Néanmoins, les habitants reconnaissent que leurs mesures brutes sont insuffisantes compte tenu de l’ampleur du défi à relever. Les méthodes provisoires valent mieux que rien, mais elles sont loin du niveau d’investissement et de planification prévisionnelle nécessaires pour protéger les communautés.
« Nous n’avons pas les ressources pour construire un vrai remblai », dit Sodineye. « Nous n’avons pas la capacité. Ce que nous pouvons faire, c’est écrire au gouvernement pour qu’il nous aide.
Gwungawaji Joseph, président de la communauté Emere-oke 1, fait écho à cela et appelle le gouvernement à construire un remblai en béton. « S’ils le fournissent, tout va bien », dit-il.
Malheureusement, ces communautés attendent en vain le soutien promis par l’État depuis des décennies. Créée en 2000, la Commission de développement du delta du Niger (NDDC) était censé faciliter le développement de la région du delta du Niger, qui comprend les États d’Akwa Ibom et de Bayelsa aux côtés de sept autres. De 2001 à 2020, le ministère des Finances aurait libéré 833 milliards de nairas (plus d’un milliard de dollars) à l’agence interventionniste pour des projets tels que la construction de ponts et de digues maritimes.
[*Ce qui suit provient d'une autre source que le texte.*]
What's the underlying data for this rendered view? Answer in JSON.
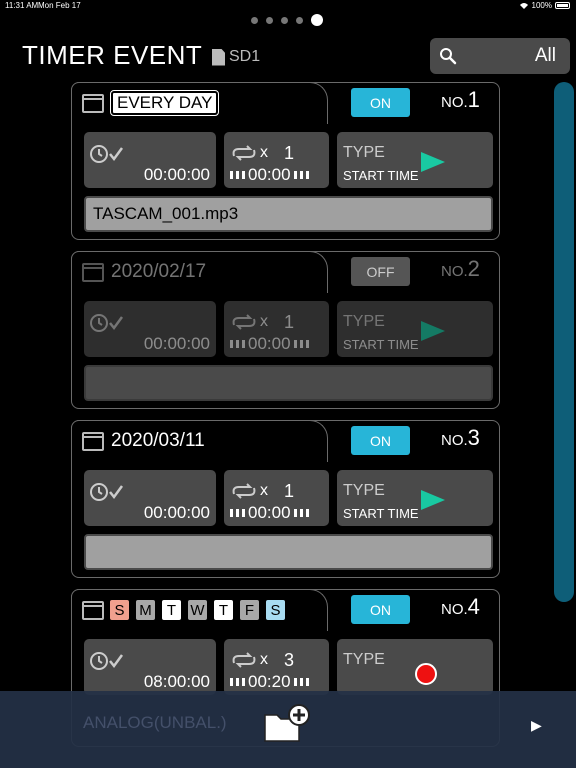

Pourtant, vingt ans plus tard, il y a peu de preuves de son travail au-delà d’une liste de promesses non tenues. A Bayelsa, par exemple, un contrat de protection du littoral attribué à Epenal Group Nig. Ltd pour 5,4 milliards de nairas (6,9 millions de dollars) en 2010 n’a jamais vu le jour. Un projet de remblai à Akwa Ibom attribué à MM. Smith Engineering en 2012 a également été abandonné. Alagoa Morris, chargée de projet chez Environmental Rights Action et Friends of the Earth Nigeria (ERA/FoEN), cite encore un autre cas concernant le littoral de la communauté d’Opume « où les dirigeants de la communauté ne savent rien de l’existence d’un tel contrat et pourtant, dans les livres de NDDC, des fonds ont été débloqués dans le cadre du contrat fantôme ».
Le NDDC n’a pas répondu aux demandes de commentaires d’African Arguments.
En l’absence de plans gouvernementaux, des remblais de fortune offrent au moins un semblant de protection. Mais, comme l’explique Archibong Akpan, expert en politique climatique à la Convention-cadre des Nations Unies sur les changements climatiques, même des mesures permanentes bien financées ne seront que temporaires si les températures continuent d’augmenter. « La première solution est de mettre fin à l’exploitation des combustibles fossiles », dit-il.
Les communautés côtières vulnérables du Nigéria savent que, malgré tous leurs efforts pour ramasser des bâtons et de la boue pour retenir l’inévitable, elles sont finalement à la merci de l’État, de la mer et des pollueurs du monde entier.
« Comme nous le calculons, la puissante inondation pourrait se produire l’année prochaine et, si elle se produit, elle pourrait emporter toutes ces maisons », déclare Sodineye.